Rosie nodded. He fished around in the cover of his tennis racket until he found a pen and a scrap of paper, and began writing. She was going to memorize it, recite it to her parents that night, and the part about Tolstoy being a wave. But not say that he had told her. Just while passing the salad, whip it out.
He was studying her with a slightly worried look.
“What?” she demanded.
“You okay?” he asked. “Should I be worried about you?”
“Yeah,” she said. He looked at her sideways, amused. She yawned expansively and got to her feet. “The heat is really getting to me. I’m going home to take a nap.”
“See that you do,” he said. He worried about his students.
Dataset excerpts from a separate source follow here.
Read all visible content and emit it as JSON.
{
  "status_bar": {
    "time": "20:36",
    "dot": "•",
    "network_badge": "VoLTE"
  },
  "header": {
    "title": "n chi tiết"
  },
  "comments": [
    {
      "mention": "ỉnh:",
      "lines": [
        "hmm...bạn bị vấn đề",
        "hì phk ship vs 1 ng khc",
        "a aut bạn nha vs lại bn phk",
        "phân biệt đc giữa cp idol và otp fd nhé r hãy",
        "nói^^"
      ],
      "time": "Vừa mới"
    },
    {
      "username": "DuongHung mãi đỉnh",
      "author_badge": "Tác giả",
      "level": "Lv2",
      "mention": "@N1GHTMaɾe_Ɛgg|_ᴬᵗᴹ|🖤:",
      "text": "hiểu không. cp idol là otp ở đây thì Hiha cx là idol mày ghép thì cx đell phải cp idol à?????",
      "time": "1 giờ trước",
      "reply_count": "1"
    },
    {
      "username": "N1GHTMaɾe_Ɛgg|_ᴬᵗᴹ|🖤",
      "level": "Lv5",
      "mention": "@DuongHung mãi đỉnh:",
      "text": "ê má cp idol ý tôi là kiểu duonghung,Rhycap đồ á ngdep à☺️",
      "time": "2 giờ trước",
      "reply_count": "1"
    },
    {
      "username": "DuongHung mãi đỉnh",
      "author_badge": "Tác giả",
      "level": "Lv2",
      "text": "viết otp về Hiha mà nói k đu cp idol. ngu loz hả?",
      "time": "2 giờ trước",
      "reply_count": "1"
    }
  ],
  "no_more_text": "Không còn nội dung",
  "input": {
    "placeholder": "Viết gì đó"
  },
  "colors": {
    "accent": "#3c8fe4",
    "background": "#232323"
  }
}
Last year a girl in honors physics had slit her wrists on her bedroom floor and died, was dead in there all night because her parents didn’t find her until their alarm rang, and the van from Aftermath Crime Cleaners came to remove the rug, and paint over the blood splatters on the walls, and somehow get rid of the smell. Other gifted students of his were big stoners by senior year, failing and even sometimes dropping out. She was his star, though. She gave him nothing to worry about. Just heat prostration.